Center & Radius of Circle

[lewch45]

x^2 + y^2 + 4x-2y-11=0

I combined like terms:

(x^2+4x) + (y^2-2y)=11

I wasn't sure where to go from here. An example says to complete the square but I'm not sure how to do that.

 

[Guest]

What are you trying to do, graph it?

 

[stapel]

The general process for completing the square for circles is as follows:

. . . . .1) Group the x-terms together, group the y-terms together,
. . . . .and put the loose numbers on the other side.

. . . . .2) If the squared terms are multiplied by anything,
. . . . .divide the entire equation by this value.

. . . . .3) For the x-terms, take half of the coefficient on "x",
. . . . .and square it. Add to both sides.

. . . . .4) For the y-terms, take half of the coefficient on "y",
. . . . .and square it. Add to both sides.

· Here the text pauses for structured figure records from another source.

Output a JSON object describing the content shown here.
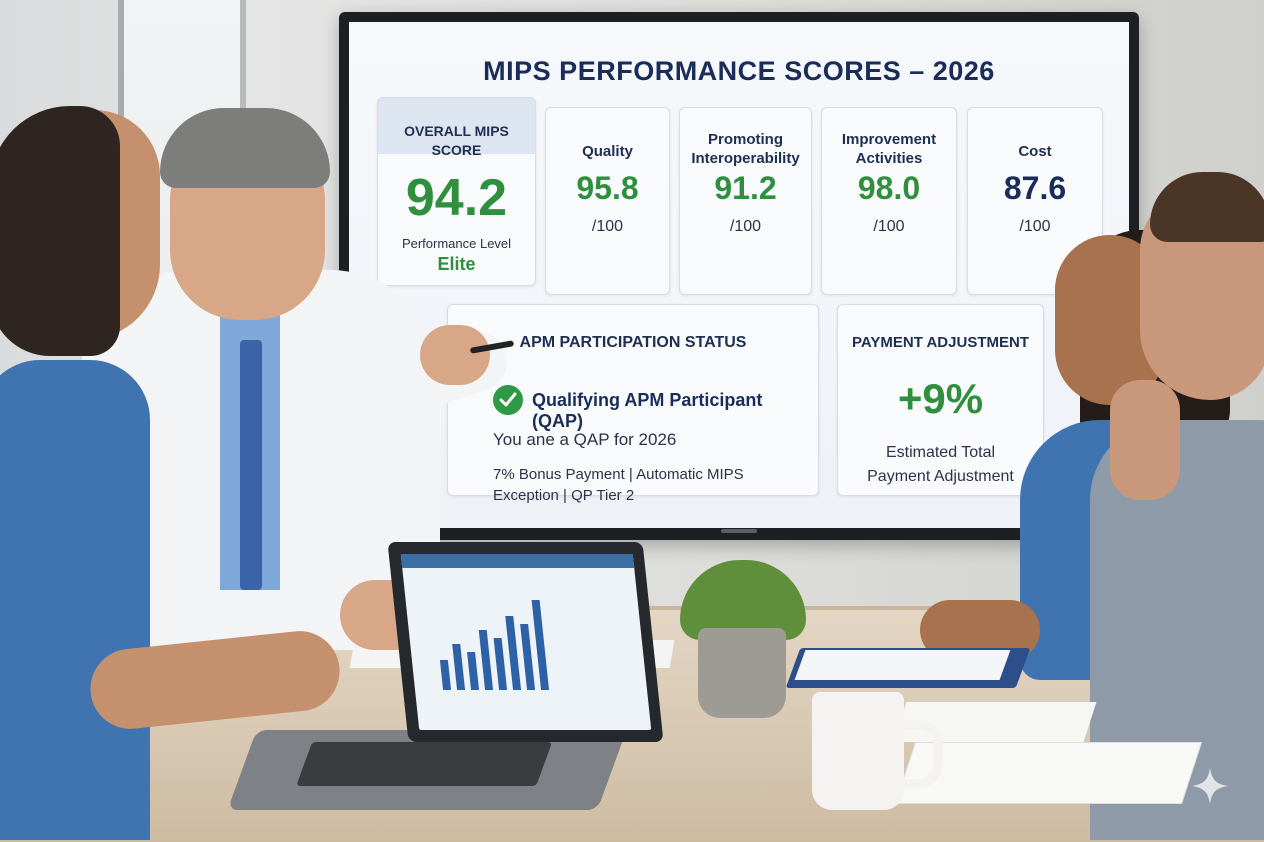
{
  "dashboard": {
    "title": "MIPS PERFORMANCE SCORES – 2026",
    "overall": {
      "label": "OVERALL MIPS SCORE",
      "value": "94.2",
      "level_label": "Performance Level",
      "level_value": "Elite"
    },
    "metrics": [
      {
        "label_1": "Quality",
        "label_2": "",
        "value": "95.8",
        "out_of": "/100"
      },
      {
        "label_1": "Promoting",
        "label_2": "Interoperability",
        "value": "91.2",
        "out_of": "/100"
      },
      {
        "label_1": "Improvement",
        "label_2": "Activities",
        "value": "98.0",
        "out_of": "/100"
      },
      {
        "label_1": "Cost",
        "label_2": "",
        "value": "87.6",
        "out_of": "/100"
      }
    ],
    "apm": {
      "label": "APM PARTICIPATION STATUS",
      "status": "Qualifying APM Participant (QAP)",
      "message": "You ane a QAP for 2026",
      "details": "7% Bonus Payment | Automatic MIPS Exception | QP Tier 2",
      "status_icon": "check-circle-icon"
    },
    "payment": {
      "label": "PAYMENT ADJUSTMENT",
      "value": "+9%",
      "caption_1": "Estimated Total",
      "caption_2": "Payment Adjustment"
    }
  },
  "colors": {
    "title": "#1a2d5a",
    "positive": "#2f8f3e",
    "cost_value": "#1a2d5a"
  }
}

. . . . .5) Convert the x- and y-terms to squared-binomial
. . . . .form; simplify on the other side. You may also want to
. . . . .convert the numerical side to squared form.

So, for instance:

. . . . .x² + y² - 6x + 8y = 0

. . . . .1) x² - 6x + y² + 8y = 0

. . . . .2) (not needed, in this case)

. . . . .3) (1/2)(-6) = -3, (-3)² = 9
. . . . .x² - 6x + 9 + y² + 8y = 0 + 9

. . . . .4) (1/2)(8) = 4, (4)² = 16
. . . . .x² - 6x + 9 + y² + 8y + 16 = 0 + 9 + 16

. . . . .5) (x - 3)² + (y + 4)² = 25 = 5²

In my example, then, the center is at (h, k) = (3, -4), and the radius r = 5.

Eliz.

 

[Guest]

stapel? Is that you? What are you doing here! I was going to answer that (as soon as I figured out how )

 

[stapel]

stapel? Is that you?

Um... yes, "stapel" is "stapel". Who else did you think "stapel" would be? :shock:

What are you doing here!

Tutoring. It's what tutors do on a tutoring forum. What are you doing here? :roll:

Eliz.

 

[tkhunny]

I combined like terms:

(x^2+4x) + (y^2-2y)=11

No you didn't. You just grouped a few things.